Tai Chi, the Chinese martial art that involves sequences of very slow controlled movements, may curb the symptoms and complications of Parkinson’s disease for several years, reveals research, published online in the Journal of Neurology Neurosurgery & Psychiatry.
Its practice was associated with slower disease progression and lower doses of required drugs over time, the findings show.
Previously published research suggests that Tai Chi eases Parkinson’s symptoms in the short term, but whether this improvement can be sustained over the long term isn’t known.
In a bid to find out, the researchers monitored two groups of patients with Parkinson’s disease for more than 5 years from January 2016 to June 2021.
One group of 147 patients practiced Tai Chi twice a week for an hour, aided by the provision of classes to improve their technique. The other group of 187 patients continued with their standard care, but didn’t practice Tai Chi.
Disease severity was formally assessed in all the participants at the start of the monitoring period, and disease progression, including increases in the need for medication, were subsequently monitored in November 2019, October 2020, and June 2021.

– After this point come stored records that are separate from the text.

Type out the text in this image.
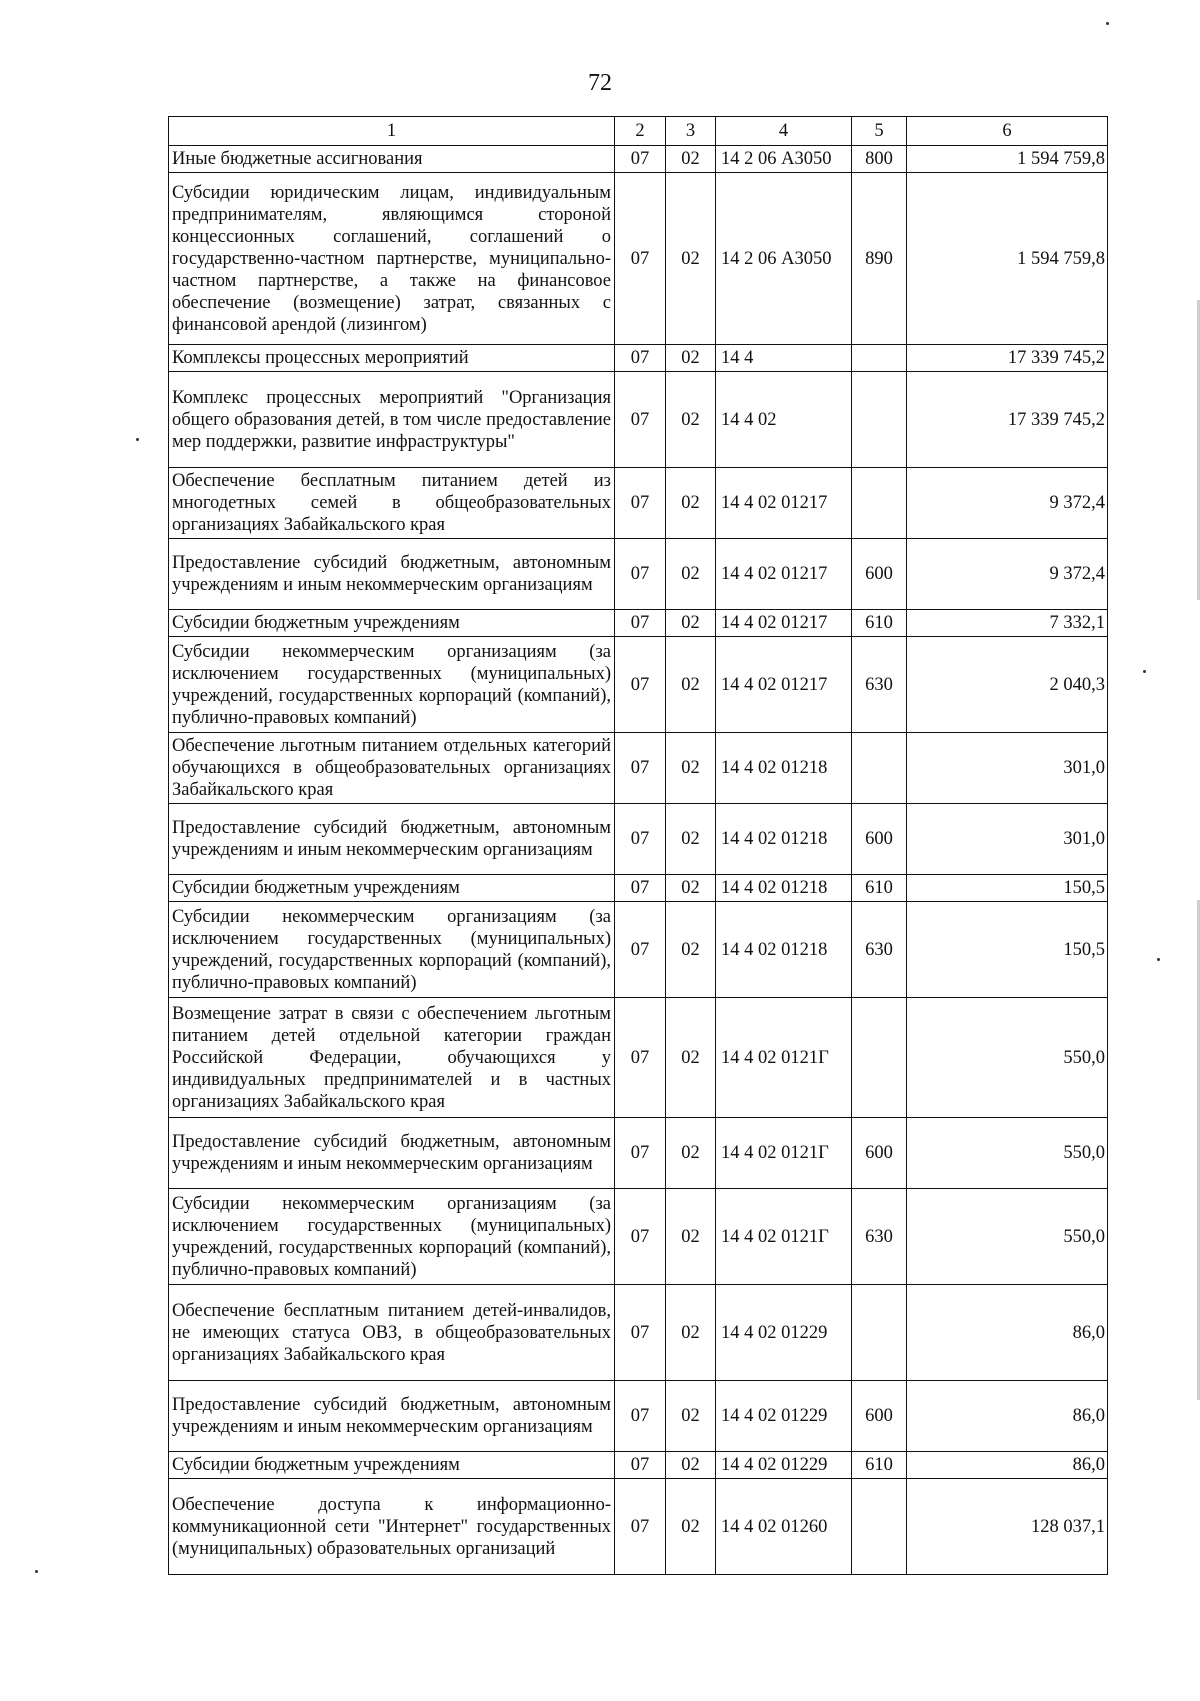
72
1	2	3	4	5	6
Иные бюджетные ассигнования	07	02	14 2 06 А3050	800	1 594 759,8
Субсидии юридическим лицам, индивидуальным предпринимателям, являющимся стороной концессионных соглашений, соглашений о государственно-частном партнерстве, муниципально-частном партнерстве, а также на финансовое обеспечение (возмещение) затрат, связанных с финансовой арендой (лизингом)	07	02	14 2 06 А3050	890	1 594 759,8
Комплексы процессных мероприятий	07	02	14 4		17 339 745,2
Комплекс процессных мероприятий "Организация общего образования детей, в том числе предоставление мер поддержки, развитие инфраструктуры"	07	02	14 4 02		17 339 745,2
Обеспечение бесплатным питанием детей из многодетных семей в общеобразовательных организациях Забайкальского края	07	02	14 4 02 01217		9 372,4
Предоставление субсидий бюджетным, автономным учреждениям и иным некоммерческим организациям	07	02	14 4 02 01217	600	9 372,4
Субсидии бюджетным учреждениям	07	02	14 4 02 01217	610	7 332,1
Субсидии некоммерческим организациям (за исключением государственных (муниципальных) учреждений, государственных корпораций (компаний), публично-правовых компаний)	07	02	14 4 02 01217	630	2 040,3
Обеспечение льготным питанием отдельных категорий обучающихся в общеобразовательных организациях Забайкальского края	07	02	14 4 02 01218		301,0
Предоставление субсидий бюджетным, автономным учреждениям и иным некоммерческим организациям	07	02	14 4 02 01218	600	301,0
Субсидии бюджетным учреждениям	07	02	14 4 02 01218	610	150,5
Субсидии некоммерческим организациям (за исключением государственных (муниципальных) учреждений, государственных корпораций (компаний), публично-правовых компаний)	07	02	14 4 02 01218	630	150,5
Возмещение затрат в связи с обеспечением льготным питанием детей отдельной категории граждан Российской Федерации, обучающихся у индивидуальных предпринимателей и в частных организациях Забайкальского края	07	02	14 4 02 0121Г		550,0
Предоставление субсидий бюджетным, автономным учреждениям и иным некоммерческим организациям	07	02	14 4 02 0121Г	600	550,0
Субсидии некоммерческим организациям (за исключением государственных (муниципальных) учреждений, государственных корпораций (компаний), публично-правовых компаний)	07	02	14 4 02 0121Г	630	550,0
Обеспечение бесплатным питанием детей-инвалидов, не имеющих статуса ОВЗ, в общеобразовательных организациях Забайкальского края	07	02	14 4 02 01229		86,0
Предоставление субсидий бюджетным, автономным учреждениям и иным некоммерческим организациям	07	02	14 4 02 01229	600	86,0
Субсидии бюджетным учреждениям	07	02	14 4 02 01229	610	86,0
Обеспечение доступа к информационно-коммуникационной сети "Интернет" государственных (муниципальных) образовательных организаций	07	02	14 4 02 01260		128 037,1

The extent of movement and other symptoms, such as autonomic nervous system function (to include bowel movements, urinary and cardiovascular issues); mood, sleep quality, and cognition; and the prevalence of complications, such as dyskinesia (involuntary movement); dystonia (abnormal muscle tone); decline in responsiveness to drug treatment over time; mild cognitive impairment; hallucinations; restless leg syndrome were also tracked, using validated scales.

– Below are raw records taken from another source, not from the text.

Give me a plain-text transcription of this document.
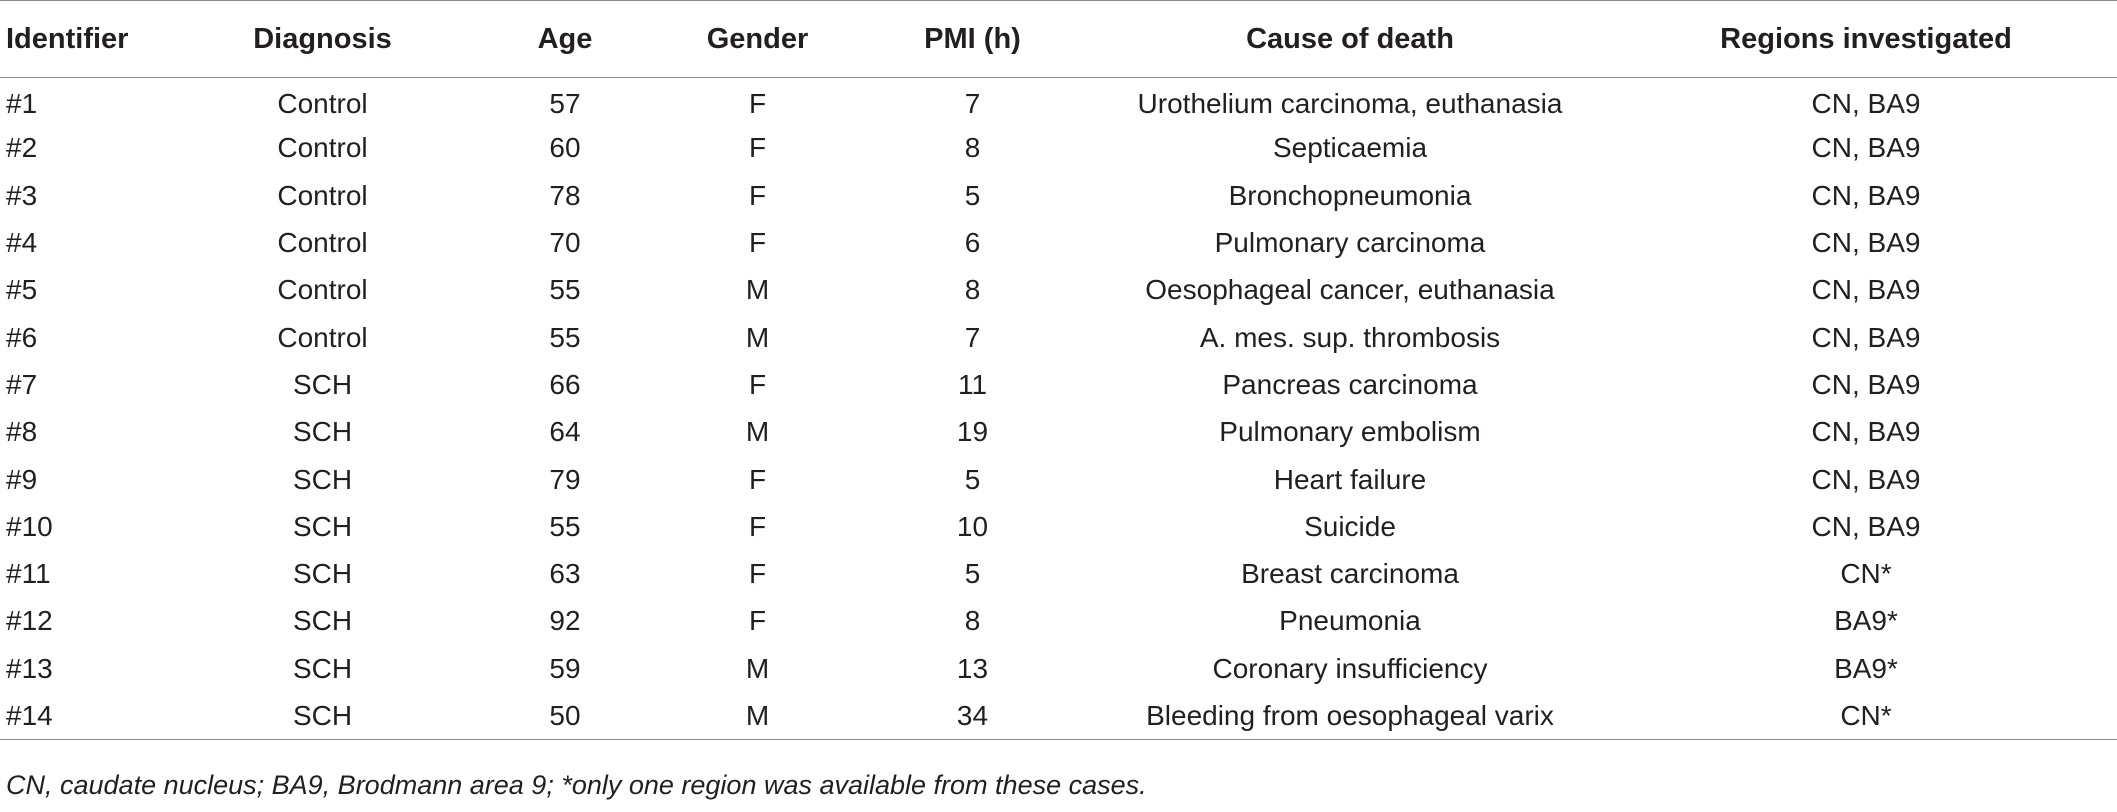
Identifier	Diagnosis	Age	Gender	PMI (h)	Cause of death	Regions investigated
#1	Control	57	F	7	Urothelium carcinoma, euthanasia	CN, BA9
#2	Control	60	F	8	Septicaemia	CN, BA9
#3	Control	78	F	5	Bronchopneumonia	CN, BA9
#4	Control	70	F	6	Pulmonary carcinoma	CN, BA9
#5	Control	55	M	8	Oesophageal cancer, euthanasia	CN, BA9
#6	Control	55	M	7	A. mes. sup. thrombosis	CN, BA9
#7	SCH	66	F	11	Pancreas carcinoma	CN, BA9
#8	SCH	64	M	19	Pulmonary embolism	CN, BA9
#9	SCH	79	F	5	Heart failure	CN, BA9
#10	SCH	55	F	10	Suicide	CN, BA9
#11	SCH	63	F	5	Breast carcinoma	CN*
#12	SCH	92	F	8	Pneumonia	BA9*
#13	SCH	59	M	13	Coronary insufficiency	BA9*
#14	SCH	50	M	34	Bleeding from oesophageal varix	CN*
CN, caudate nucleus; BA9, Brodmann area 9; *only one region was available from these cases.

Disease severity, medication use, sex, age, and education level, were similar in both groups.
Disease progression was slower at all monitoring points in the Tai Chi group, as assessed by three validated scales to assess overall symptoms, movement, and balance.
The number of patients who needed to increase their medication in the comparison group was also significantly higher than it was in the Tai Chi Group: 83.5% in 2019 and just over 96% in 2020 compared with 71% and 87.5%, respectively.
Cognitive function deteriorated more slowly in the Tai Chi group as did other non-movement symptoms, while sleep and quality of life continuously improved.
And the prevalence of complications was significantly lower in the Tai Chi group than in the comparison group: dyskinesia 1.4% vs 7.5%; dystonia 0% vs 1.6%; hallucinations 0% vs just over 2%; mild cognitive impairment 3% vs 10%; restless legs syndrome 7% vs 15.5%.
Falls, dizziness, and back pain were the three side effects reported by study participants, but these were all significantly lower in the Tai Chi group. While 23 people sustained a fracture, these all occurred during routine daily life and were fewer in the Tai Chi group: 6 vs 17.